Do you guys use any tools/process to your AI prompts? Or still prefer to keep it adhoc?

  • by runjake on 12/6/24, 10:24 PM

    Depending on the use case and frequency, I either:

    - Save them as a ChatGPT custom GPT or a Claude Project.

    - Create a RayCast AI Command. https://manual.raycast.com/ai

    - Save them as a text snippet in Obsidian notes. https://obsidian.md

  • by tobiasnvdw on 12/7/24, 3:27 PM

    Mostly plain text files saved locally for easy copy-pasting.

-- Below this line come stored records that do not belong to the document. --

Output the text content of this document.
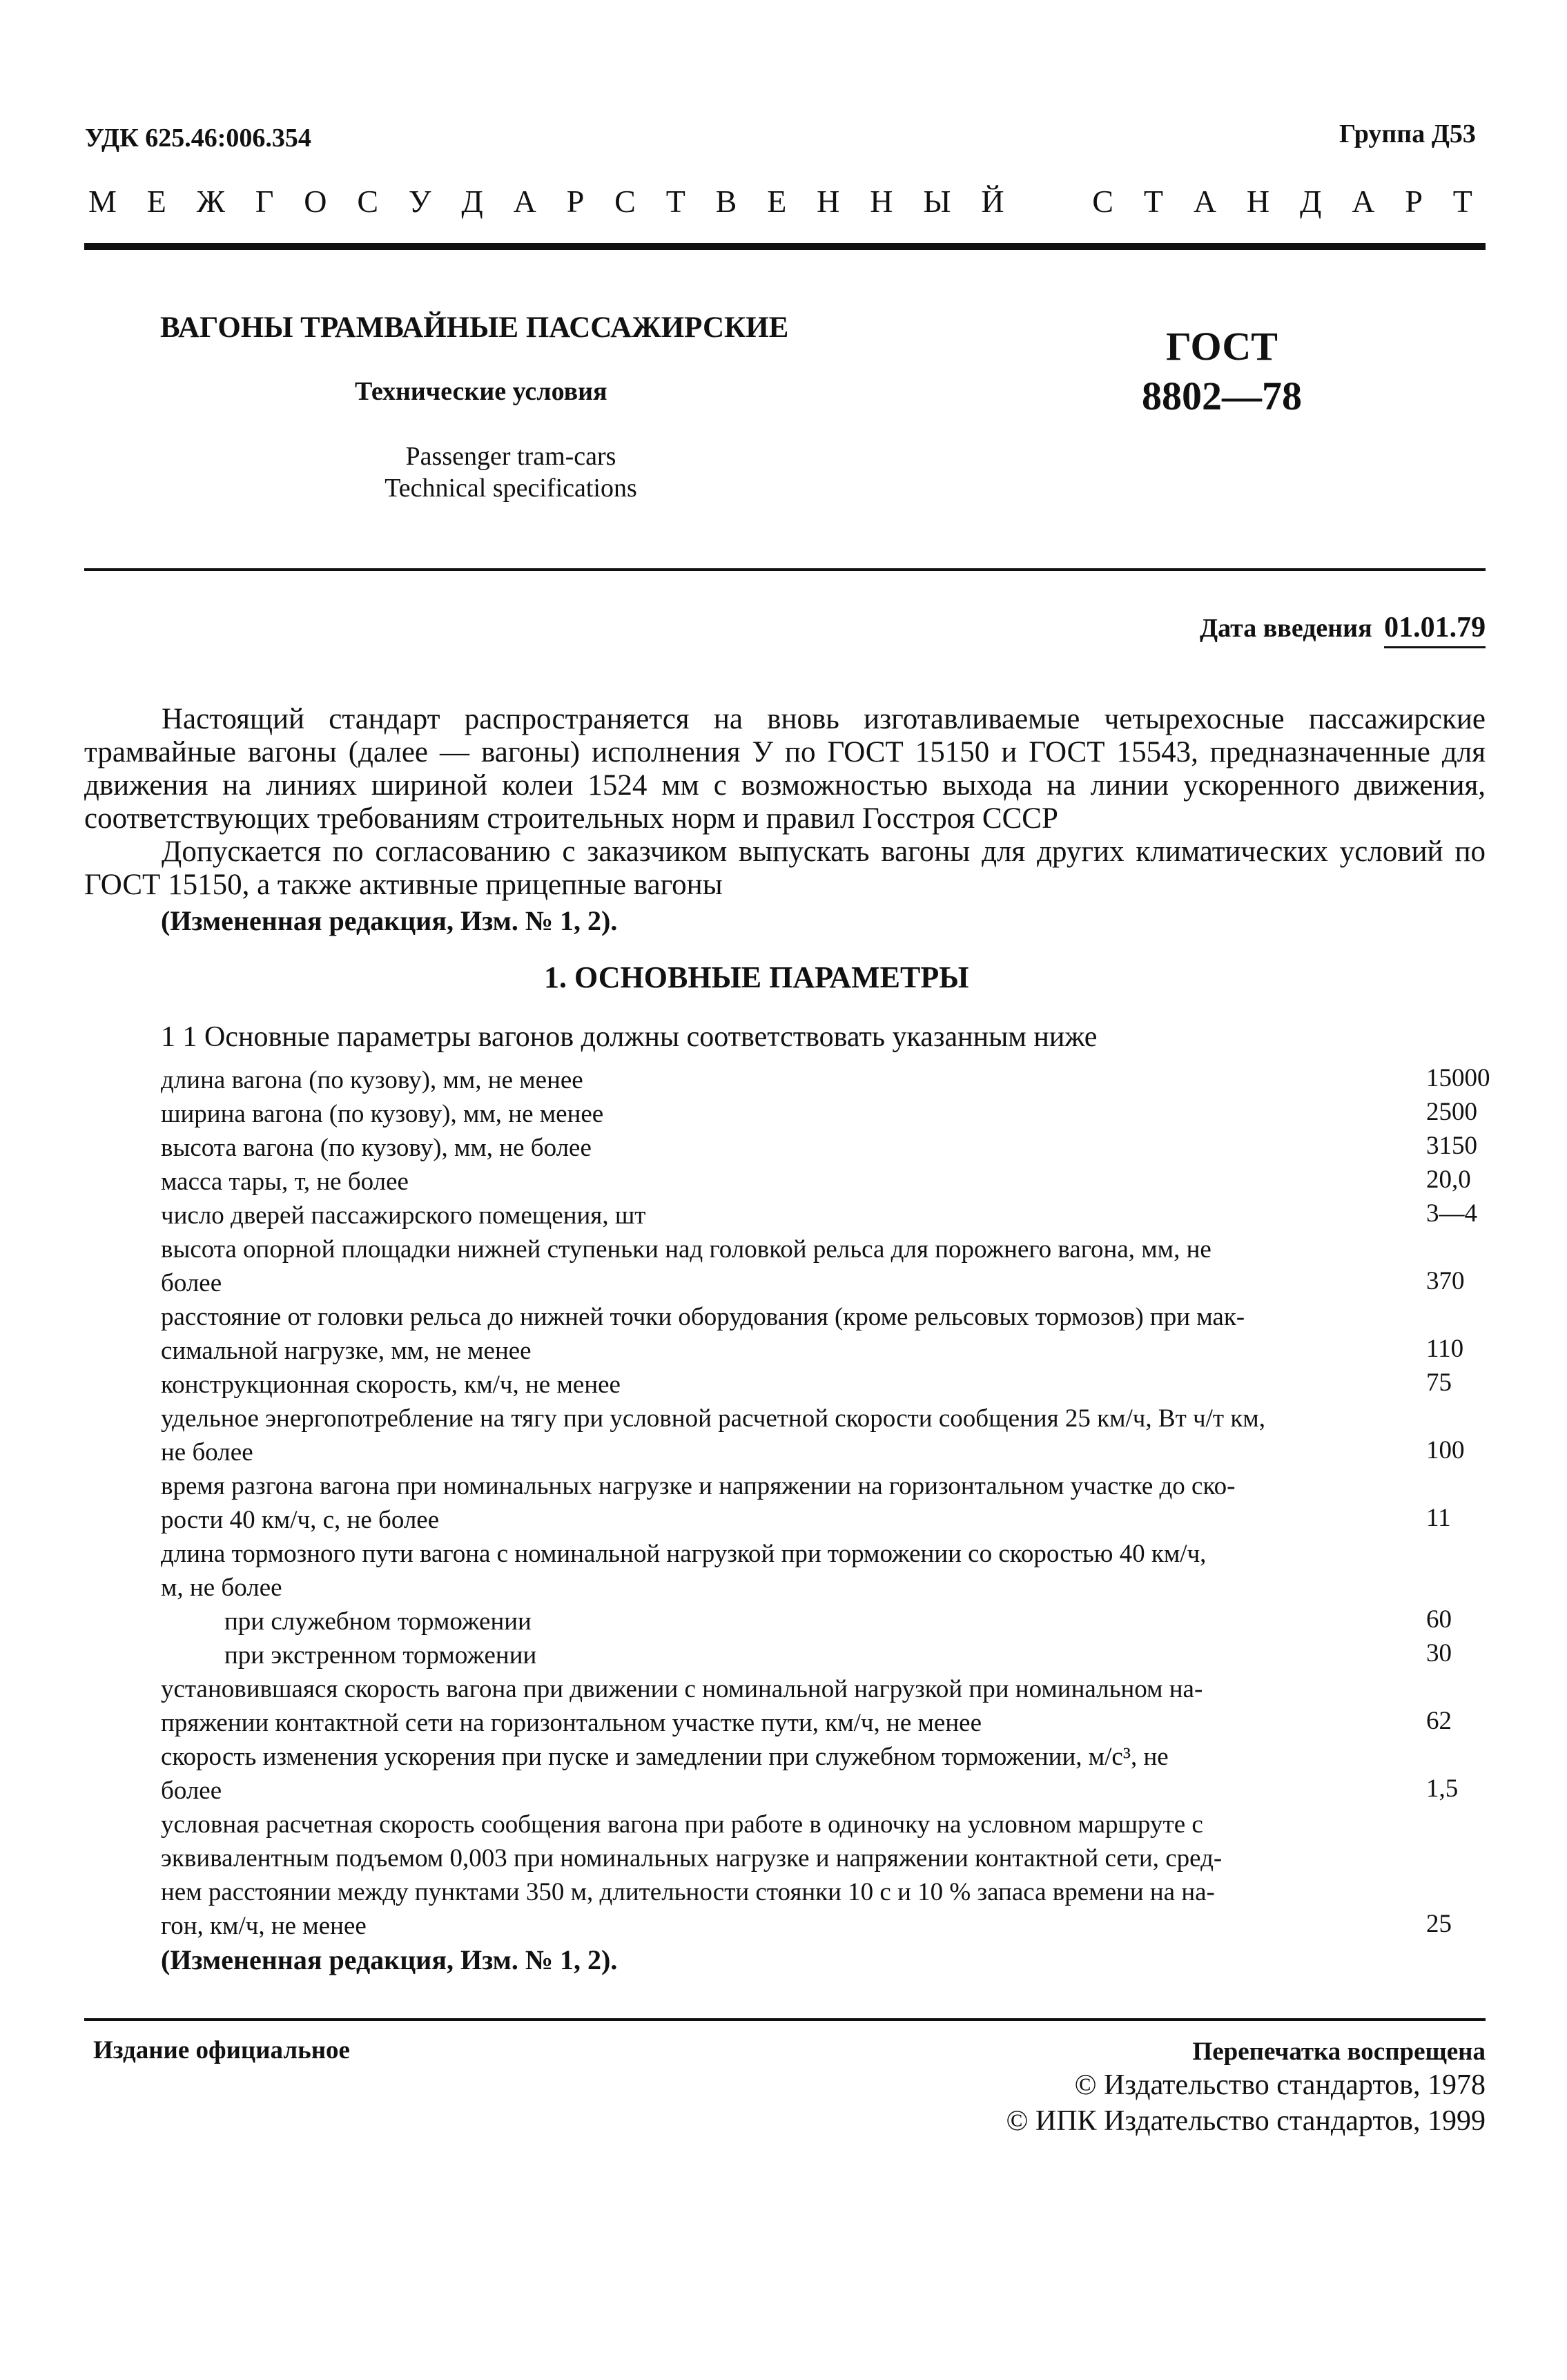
УДК 625.46:006.354	Группа Д53
М Е Ж Г О С У Д А Р С Т В Е Н Н Ы Й	С Т А Н Д А Р Т
ВАГОНЫ ТРАМВАЙНЫЕ ПАССАЖИРСКИЕ
Технические условия
Passenger tram-cars
Technical specifications
ГОСТ
8802—78
Дата введения 01.01.79
Настоящий стандарт распространяется на вновь изготавливаемые четырехосные пассажирские трамвайные вагоны (далее — вагоны) исполнения У по ГОСТ 15150 и ГОСТ 15543, предназначенные для движения на линиях шириной колеи 1524 мм с возможностью выхода на линии ускоренного движения, соответствующих требованиям строительных норм и правил Госстроя СССР
Допускается по согласованию с заказчиком выпускать вагоны для других климатических условий по ГОСТ 15150, а также активные прицепные вагоны
(Измененная редакция, Изм. № 1, 2).
1. ОСНОВНЫЕ ПАРАМЕТРЫ
1 1 Основные параметры вагонов должны соответствовать указанным ниже
длина вагона (по кузову), мм, не менее	15000
ширина вагона (по кузову), мм, не менее	2500
высота вагона (по кузову), мм, не более	3150
масса тары, т, не более	20,0
число дверей пассажирского помещения, шт	3—4
высота опорной площадки нижней ступеньки над головкой рельса для порожнего вагона, мм, не
более	370
расстояние от головки рельса до нижней точки оборудования (кроме рельсовых тормозов) при мак-
симальной нагрузке, мм, не менее	110
конструкционная скорость, км/ч, не менее	75
удельное энергопотребление на тягу при условной расчетной скорости сообщения 25 км/ч, Вт ч/т км,
не более	100
время разгона вагона при номинальных нагрузке и напряжении на горизонтальном участке до ско-
рости 40 км/ч, с, не более	11
длина тормозного пути вагона с номинальной нагрузкой при торможении со скоростью 40 км/ч,
м, не более
при служебном торможении	60
при экстренном торможении	30
установившаяся скорость вагона при движении с номинальной нагрузкой при номинальном на-
пряжении контактной сети на горизонтальном участке пути, км/ч, не менее	62
скорость изменения ускорения при пуске и замедлении при служебном торможении, м/с³, не
более	1,5
условная расчетная скорость сообщения вагона при работе в одиночку на условном маршруте с
эквивалентным подъемом 0,003 при номинальных нагрузке и напряжении контактной сети, сред-
нем расстоянии между пунктами 350 м, длительности стоянки 10 с и 10 % запаса времени на на-
гон, км/ч, не менее	25
(Измененная редакция, Изм. № 1, 2).
Издание официальное	Перепечатка воспрещена
© Издательство стандартов, 1978
© ИПК Издательство стандартов, 1999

    I'll occassionally use prompts from the Anthropic library (https://docs.anthropic.com/en/prompt-library/library) and make some minor modifications to them. E.g. I'll modify the "prose polisher" prompt from the prompt library for refining written text in specific ways.

  • by cloudking on 12/6/24, 9:30 PM

    For ChatGPT I've found this search extension useful to find previously used prompts: https://chromewebstore.google.com/detail/gpt-search-chat-his...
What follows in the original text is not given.